I have been debating with myself since yesterday about whether or not I would join the legions of bloggers who offer their not-so-informed opinions about Jon & Kate's recent decision.
It's Jon's fault. It's Kate's fault. It's TLC's fault. It's the viewing audience's fault.
So many opinions; so many judgments.
I know this sounds silly, but I have prayed for this family since I started watching the show. I have also thanked the Lord for their testimony - that, despite their difficulties, they rely on Him and love each other. And on days when things are really hard around here, I think about Kate and how she relies on the Lord for her strength. (If you haven't read Multiple Bles8ings by Kate, it's an eye-opening read.)
I'm not really one to become "invested" in reality TV. I assume most of it is fake. But, as I have said before, I find myself drawn to Kate - maybe because I see a little of myself in her.
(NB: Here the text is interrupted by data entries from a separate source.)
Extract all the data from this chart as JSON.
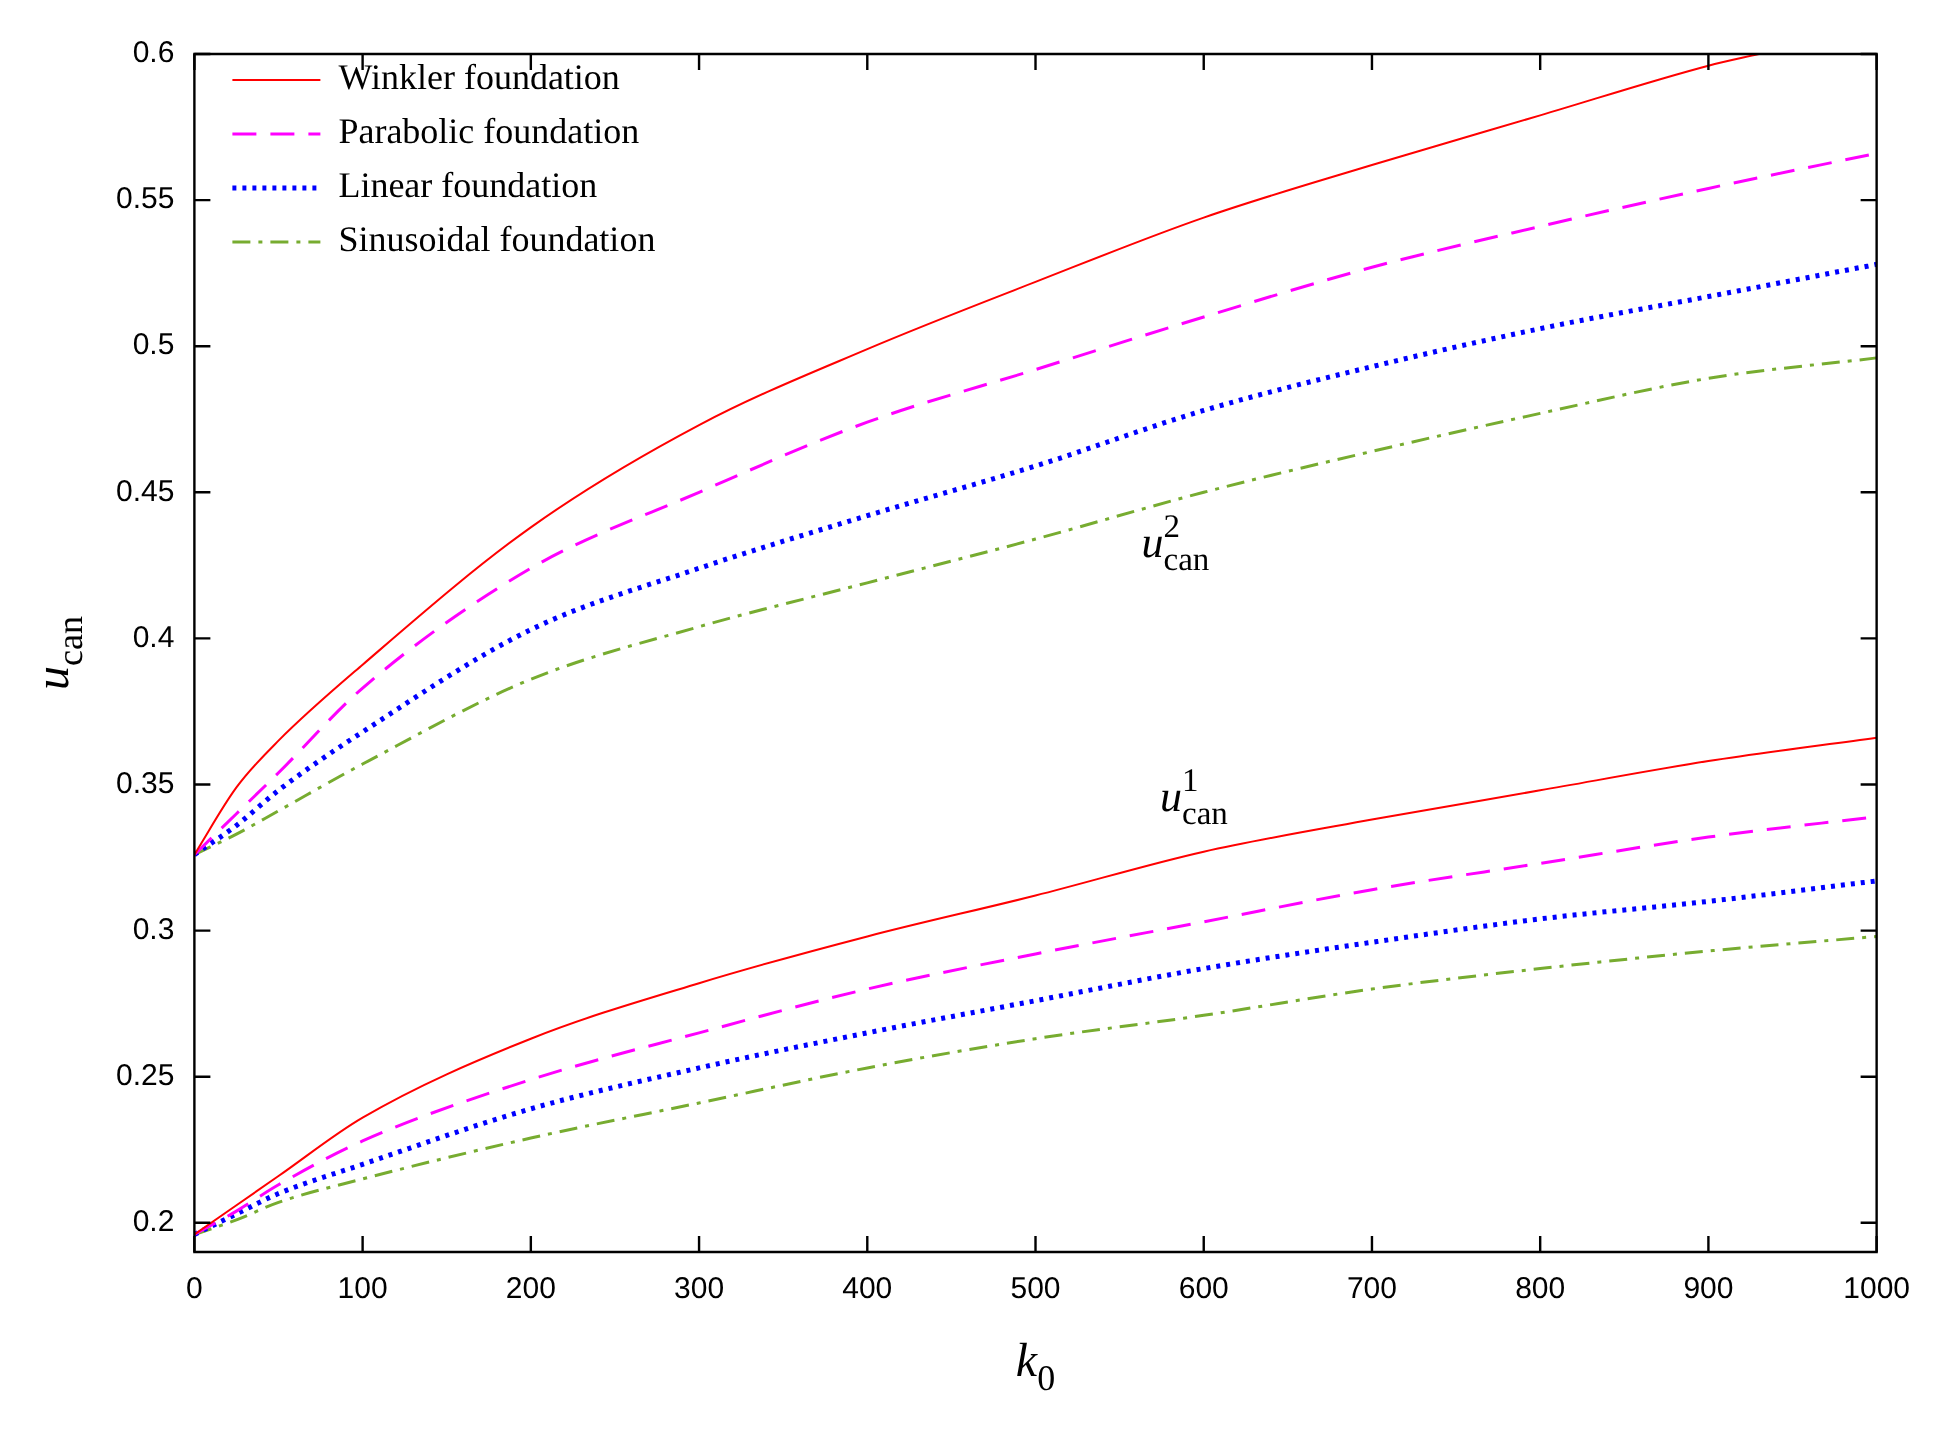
{
  "chart_data": {
    "type": "line",
    "xlabel": "k$_{0}$",
    "ylabel": "u$_{can}$",
    "x": [
      0,
      25,
      50,
      100,
      200,
      300,
      400,
      500,
      600,
      700,
      800,
      900,
      1000
    ],
    "series": [
      {
        "name": "Winkler foundation",
        "color": "#ff0000",
        "line_style": "solid",
        "x": [
          0,
          25,
          50,
          100,
          200,
          300,
          400,
          500,
          600,
          700,
          800,
          900,
          930
        ],
        "values": [
          0.326,
          0.349,
          0.365,
          0.391,
          0.438,
          0.473,
          0.499,
          0.522,
          0.544,
          0.562,
          0.579,
          0.596,
          0.6
        ]
      },
      {
        "name": "Parabolic foundation",
        "color": "#ff00ff",
        "line_style": "dashed",
        "values": [
          0.326,
          0.34,
          0.354,
          0.383,
          0.424,
          0.45,
          0.474,
          0.492,
          0.51,
          0.527,
          0.541,
          0.554,
          0.566
        ]
      },
      {
        "name": "Linear foundation",
        "color": "#0000ff",
        "line_style": "dotted",
        "values": [
          0.326,
          0.336,
          0.348,
          0.368,
          0.403,
          0.424,
          0.442,
          0.459,
          0.478,
          0.493,
          0.506,
          0.517,
          0.528
        ]
      },
      {
        "name": "Sinusoidal foundation",
        "color": "#77ac30",
        "line_style": "dashdot",
        "values": [
          0.326,
          0.333,
          0.341,
          0.357,
          0.386,
          0.404,
          0.419,
          0.434,
          0.45,
          0.464,
          0.477,
          0.489,
          0.496
        ]
      },
      {
        "color": "#ff0000",
        "line_style": "solid",
        "values": [
          0.196,
          0.206,
          0.216,
          0.236,
          0.263,
          0.282,
          0.298,
          0.312,
          0.327,
          0.338,
          0.348,
          0.358,
          0.366
        ]
      },
      {
        "color": "#ff00ff",
        "line_style": "dashed",
        "values": [
          0.196,
          0.204,
          0.213,
          0.228,
          0.249,
          0.265,
          0.28,
          0.292,
          0.303,
          0.314,
          0.323,
          0.332,
          0.339
        ]
      },
      {
        "color": "#0000ff",
        "line_style": "dotted",
        "values": [
          0.196,
          0.203,
          0.21,
          0.22,
          0.239,
          0.253,
          0.265,
          0.276,
          0.287,
          0.296,
          0.304,
          0.31,
          0.317
        ]
      },
      {
        "color": "#77ac30",
        "line_style": "dashdot",
        "values": [
          0.196,
          0.201,
          0.207,
          0.215,
          0.229,
          0.241,
          0.253,
          0.263,
          0.271,
          0.28,
          0.287,
          0.293,
          0.298
        ]
      }
    ],
    "annotations": [
      "u$^{2}$$_{can}$",
      "u$^{1}$$_{can}$"
    ],
    "xlim": [
      0,
      1000
    ],
    "xticks": [
      0,
      100,
      200,
      300,
      400,
      500,
      600,
      700,
      800,
      900,
      1000
    ],
    "ylim": [
      0.19,
      0.6
    ],
    "yticks": [
      0.2,
      0.25,
      0.3,
      0.35,
      0.4,
      0.45,
      0.5,
      0.55,
      0.6
    ],
    "legend": "top left",
    "marker": "none"
  }
}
So here we are. It has come down to filing for divorce, and I'm not sure what to say about it. I think Leslie Ruth said everything I'm thinking, and she said it much better than I ever could.
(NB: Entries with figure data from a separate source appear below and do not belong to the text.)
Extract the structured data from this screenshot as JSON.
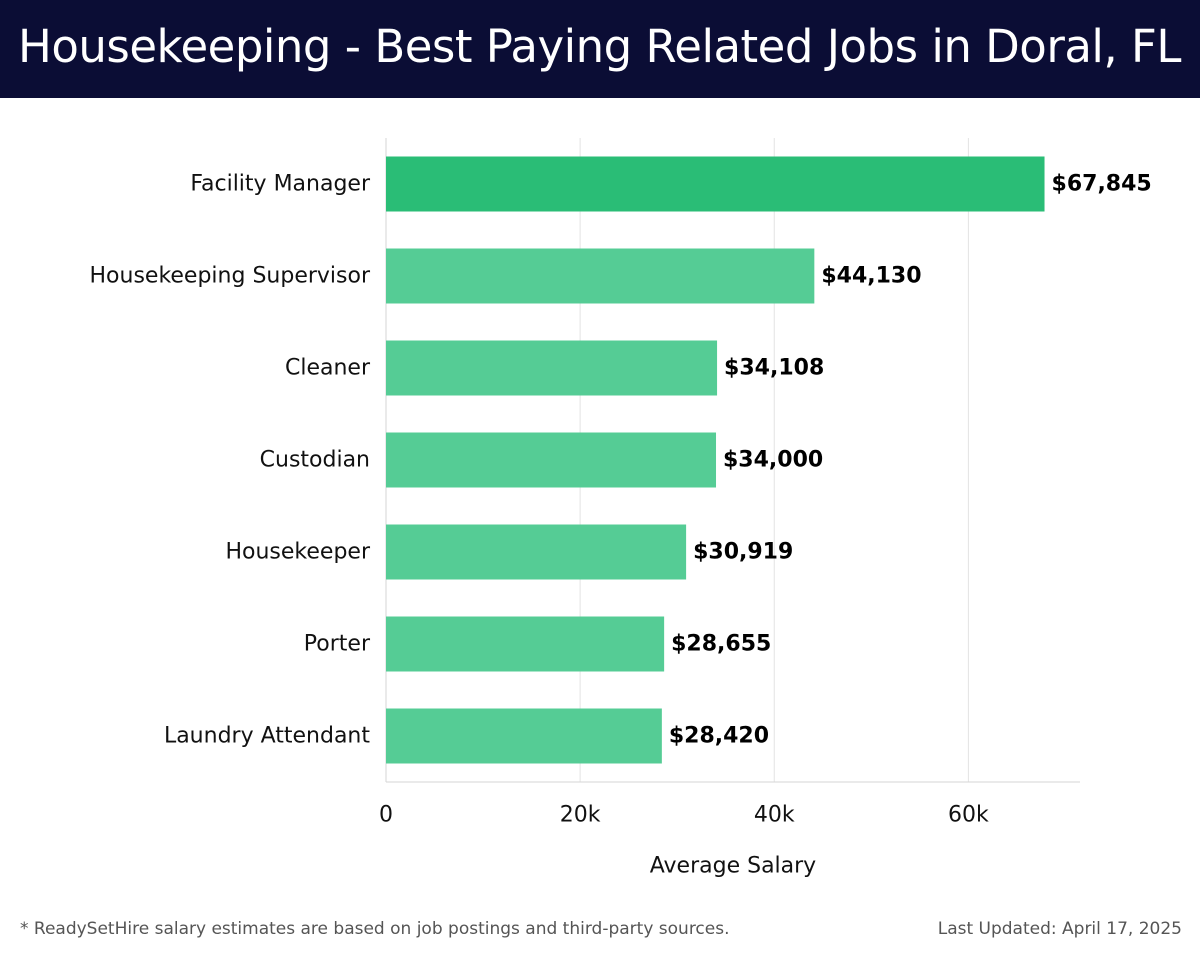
{
  "header": {
    "title": "Housekeeping - Best Paying Related Jobs in Doral, FL"
  },
  "chart_data": {
    "type": "bar",
    "orientation": "horizontal",
    "title": "Housekeeping - Best Paying Related Jobs in Doral, FL",
    "xlabel": "Average Salary",
    "ylabel": "",
    "categories": [
      "Facility Manager",
      "Housekeeping Supervisor",
      "Cleaner",
      "Custodian",
      "Housekeeper",
      "Porter",
      "Laundry Attendant"
    ],
    "values": [
      67845,
      44130,
      34108,
      34000,
      30919,
      28655,
      28420
    ],
    "value_labels": [
      "$67,845",
      "$44,130",
      "$34,108",
      "$34,000",
      "$30,919",
      "$28,655",
      "$28,420"
    ],
    "xlim": [
      0,
      71500
    ],
    "x_ticks": [
      0,
      20000,
      40000,
      60000
    ],
    "x_tick_labels": [
      "0",
      "20k",
      "40k",
      "60k"
    ],
    "grid": true,
    "colors": {
      "highlight": "#2abd76",
      "bar": "#55cc95"
    }
  },
  "footer": {
    "note": "* ReadySetHire salary estimates are based on job postings and third-party sources.",
    "updated": "Last Updated: April 17, 2025"
  }
}
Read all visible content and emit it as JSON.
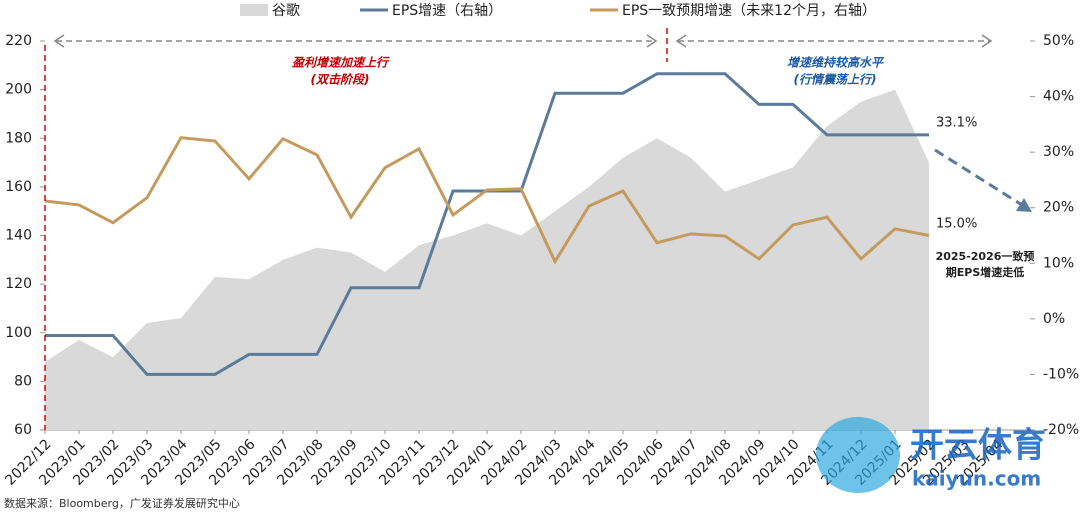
{
  "chart_data": {
    "type": "line",
    "categories": [
      "2022/12",
      "2023/01",
      "2023/02",
      "2023/03",
      "2023/04",
      "2023/05",
      "2023/06",
      "2023/07",
      "2023/08",
      "2023/09",
      "2023/10",
      "2023/11",
      "2023/12",
      "2024/01",
      "2024/02",
      "2024/03",
      "2024/04",
      "2024/05",
      "2024/06",
      "2024/07",
      "2024/08",
      "2024/09",
      "2024/10",
      "2024/11",
      "2024/12",
      "2025/01",
      "2025/02",
      "2025/03",
      "2025/04"
    ],
    "series": [
      {
        "name": "谷歌",
        "type": "area",
        "color": "#d9d9d9",
        "axis": "y",
        "values": [
          88,
          97,
          90,
          104,
          106,
          123,
          122,
          130,
          135,
          133,
          125,
          136,
          140,
          145,
          140,
          150,
          160,
          172,
          180,
          172,
          158,
          163,
          168,
          185,
          195,
          200,
          170,
          null,
          null
        ]
      },
      {
        "name": "EPS增速（右轴）",
        "type": "line",
        "color": "#5b7b9a",
        "axis": "y2",
        "values": [
          -3,
          -3,
          -3,
          -10,
          -10,
          -10,
          -6.4,
          -6.4,
          -6.4,
          5.6,
          5.6,
          5.6,
          23,
          23,
          23,
          40.6,
          40.6,
          40.6,
          44.1,
          44.1,
          44.1,
          38.6,
          38.6,
          33.1,
          33.1,
          33.1,
          33.1,
          null,
          null
        ]
      },
      {
        "name": "EPS一致预期增速（未来12个月，右轴）",
        "type": "line",
        "color": "#c49a5e",
        "axis": "y2",
        "values": [
          21.2,
          20.5,
          17.3,
          21.8,
          32.6,
          32,
          25.2,
          32.4,
          29.5,
          18.3,
          27.2,
          30.6,
          18.7,
          23.2,
          23.4,
          10.3,
          20.3,
          23,
          13.7,
          15.3,
          14.9,
          10.8,
          16.9,
          18.3,
          10.8,
          16.2,
          15.0,
          null,
          null
        ]
      }
    ],
    "ylim": [
      60,
      220
    ],
    "yticks": [
      60,
      80,
      100,
      120,
      140,
      160,
      180,
      200,
      220
    ],
    "y2lim": [
      -20,
      50
    ],
    "y2ticks": [
      {
        "value": -20,
        "label": "-20%"
      },
      {
        "value": -10,
        "label": "-10%"
      },
      {
        "value": 0,
        "label": "0%"
      },
      {
        "value": 10,
        "label": "10%"
      },
      {
        "value": 20,
        "label": "20%"
      },
      {
        "value": 30,
        "label": "30%"
      },
      {
        "value": 40,
        "label": "40%"
      },
      {
        "value": 50,
        "label": "50%"
      }
    ],
    "annotations": [
      "盈利增速加速上行",
      "(双击阶段)",
      "增速维持较高水平",
      "(行情震荡上行)",
      "33.1%",
      "15.0%",
      "2025-2026一致预",
      "期EPS增速走低"
    ],
    "source": "数据来源：Bloomberg，广发证券发展研究中心",
    "watermark": [
      "开云体育",
      "kaiyun.com"
    ]
  }
}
I will say this much. Just give me a minute to find a soap box to stand on...
Divorce sucks. For everyone involved. Whether it hurts when it happens... or it doesn't hurt until 10 years later... eventually, it hurts everybody.
And there is some lie floating around our society - and in our church - that through divorce "maybe now I can be happy" or "maybe now we can have some peace" or "maybe now we can move on and things will get better." BUT THE WAGES OF SIN IS DEATH, Y'ALL. And so thinking that SIN is going to bring the PEACE that we seek is the very definition of false expectations.
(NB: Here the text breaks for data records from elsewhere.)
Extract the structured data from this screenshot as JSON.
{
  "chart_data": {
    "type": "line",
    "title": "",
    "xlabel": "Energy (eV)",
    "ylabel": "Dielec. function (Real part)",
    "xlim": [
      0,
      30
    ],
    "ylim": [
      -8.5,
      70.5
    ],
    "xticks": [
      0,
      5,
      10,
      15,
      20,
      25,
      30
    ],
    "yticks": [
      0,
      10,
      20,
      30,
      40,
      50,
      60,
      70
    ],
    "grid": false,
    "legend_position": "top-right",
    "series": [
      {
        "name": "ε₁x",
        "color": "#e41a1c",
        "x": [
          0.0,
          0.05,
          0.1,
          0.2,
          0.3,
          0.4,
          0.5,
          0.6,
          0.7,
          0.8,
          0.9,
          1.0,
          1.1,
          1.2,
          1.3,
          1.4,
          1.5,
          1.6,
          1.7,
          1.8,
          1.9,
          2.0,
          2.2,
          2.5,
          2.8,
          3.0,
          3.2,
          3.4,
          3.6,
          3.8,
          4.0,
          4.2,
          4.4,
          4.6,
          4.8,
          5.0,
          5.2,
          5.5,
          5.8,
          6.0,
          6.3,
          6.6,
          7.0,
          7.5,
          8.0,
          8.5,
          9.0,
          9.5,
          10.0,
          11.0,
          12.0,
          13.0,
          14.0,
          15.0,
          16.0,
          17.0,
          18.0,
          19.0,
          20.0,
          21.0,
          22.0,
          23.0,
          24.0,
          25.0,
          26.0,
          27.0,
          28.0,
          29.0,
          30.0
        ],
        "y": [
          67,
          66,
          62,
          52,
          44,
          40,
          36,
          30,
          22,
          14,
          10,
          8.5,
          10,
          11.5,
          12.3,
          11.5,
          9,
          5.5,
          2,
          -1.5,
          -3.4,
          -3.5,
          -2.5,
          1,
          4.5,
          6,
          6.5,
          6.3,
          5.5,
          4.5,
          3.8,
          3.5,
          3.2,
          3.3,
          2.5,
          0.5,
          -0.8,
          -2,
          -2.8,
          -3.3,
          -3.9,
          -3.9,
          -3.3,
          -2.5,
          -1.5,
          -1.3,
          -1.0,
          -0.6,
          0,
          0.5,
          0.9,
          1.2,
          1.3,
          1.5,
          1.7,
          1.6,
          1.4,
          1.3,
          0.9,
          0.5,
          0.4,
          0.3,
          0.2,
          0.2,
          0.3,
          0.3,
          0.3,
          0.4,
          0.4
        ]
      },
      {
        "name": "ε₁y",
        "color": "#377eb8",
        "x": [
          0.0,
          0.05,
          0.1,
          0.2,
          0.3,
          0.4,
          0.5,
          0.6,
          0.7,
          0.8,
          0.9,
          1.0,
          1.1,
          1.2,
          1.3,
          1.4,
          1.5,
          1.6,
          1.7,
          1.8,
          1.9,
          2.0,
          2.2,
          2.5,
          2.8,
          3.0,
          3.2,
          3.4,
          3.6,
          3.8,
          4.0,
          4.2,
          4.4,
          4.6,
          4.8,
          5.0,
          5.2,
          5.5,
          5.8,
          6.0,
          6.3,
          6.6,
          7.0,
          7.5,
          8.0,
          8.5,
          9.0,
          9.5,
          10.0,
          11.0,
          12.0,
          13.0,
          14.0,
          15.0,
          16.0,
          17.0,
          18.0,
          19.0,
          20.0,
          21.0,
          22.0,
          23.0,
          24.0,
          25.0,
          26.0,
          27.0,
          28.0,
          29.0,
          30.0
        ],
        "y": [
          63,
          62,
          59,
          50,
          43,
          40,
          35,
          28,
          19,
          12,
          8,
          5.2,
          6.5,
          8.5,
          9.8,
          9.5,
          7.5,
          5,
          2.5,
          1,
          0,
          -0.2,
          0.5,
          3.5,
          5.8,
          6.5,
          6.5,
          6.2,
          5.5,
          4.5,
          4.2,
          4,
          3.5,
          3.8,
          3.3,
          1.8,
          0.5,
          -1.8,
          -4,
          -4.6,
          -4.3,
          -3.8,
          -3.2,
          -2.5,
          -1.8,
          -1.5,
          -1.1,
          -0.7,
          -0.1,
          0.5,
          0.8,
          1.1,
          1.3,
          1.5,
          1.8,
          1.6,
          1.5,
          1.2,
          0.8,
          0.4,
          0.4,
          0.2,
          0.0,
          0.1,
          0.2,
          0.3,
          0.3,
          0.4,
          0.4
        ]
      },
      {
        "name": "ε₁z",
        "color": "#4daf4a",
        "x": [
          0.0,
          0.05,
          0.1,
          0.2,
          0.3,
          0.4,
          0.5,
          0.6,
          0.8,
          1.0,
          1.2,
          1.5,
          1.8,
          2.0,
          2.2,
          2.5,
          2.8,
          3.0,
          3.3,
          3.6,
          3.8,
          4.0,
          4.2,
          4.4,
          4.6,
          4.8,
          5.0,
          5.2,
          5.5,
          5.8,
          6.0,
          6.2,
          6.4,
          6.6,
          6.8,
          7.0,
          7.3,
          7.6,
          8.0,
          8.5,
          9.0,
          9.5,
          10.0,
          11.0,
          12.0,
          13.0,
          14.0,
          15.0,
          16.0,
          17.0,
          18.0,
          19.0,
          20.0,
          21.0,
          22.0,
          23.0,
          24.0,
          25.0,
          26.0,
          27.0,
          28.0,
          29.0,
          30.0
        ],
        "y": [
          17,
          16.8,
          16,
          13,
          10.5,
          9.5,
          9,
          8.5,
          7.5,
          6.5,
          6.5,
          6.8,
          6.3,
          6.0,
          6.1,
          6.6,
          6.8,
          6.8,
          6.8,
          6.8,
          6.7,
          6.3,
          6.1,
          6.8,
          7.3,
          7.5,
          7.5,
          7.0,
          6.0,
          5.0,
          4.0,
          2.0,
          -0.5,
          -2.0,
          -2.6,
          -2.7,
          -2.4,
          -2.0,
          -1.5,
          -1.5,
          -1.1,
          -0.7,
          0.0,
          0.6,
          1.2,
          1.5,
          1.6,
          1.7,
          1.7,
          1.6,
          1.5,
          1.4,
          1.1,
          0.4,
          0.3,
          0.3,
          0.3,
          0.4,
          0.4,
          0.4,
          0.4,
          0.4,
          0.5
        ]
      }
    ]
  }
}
I'm not saying the Lord can't redeem a divorced situation. I'm not saying that, if we turn our hearts to Him, that he can't work things together for good.
I myself have seen that play out in my own family. I have seen how divorce hurts. How, even though it was supposed to be for the better, it hurt e.ver.y.one. I have also seen the Lord's goodness to bring about good for everyone involved. I have a step-family (on both sides) that I could not imagine my life without. I would not be where I am today without them in my life.
But that doesn't change the fact that Divorce Sucks. It doesn't bring peace. It doesn't solve our problems. It IS NOT the "best decision for our kids."
Ok. Stepping off my soap box. Click on over to Diary of a Southern Drama Queen because, honestly, she just said it right.
* Of course, there are Biblical reasons for divorce, and this post is not meant to heap guilt or condemnation on individuals caught in those situations. In this post, I refer only to the use of divorce as an "escape" from marital problems. An "easy" out.
** I'm also not implying that Kate doesn't have grounds for a Biblical divorce. I don't know the details, and I'm sure that few do. Basically, this situation has just made me angry at the Devil, and I'm just making a statement - a fact of life, if you will - about divorce in general. It sucks. That's it.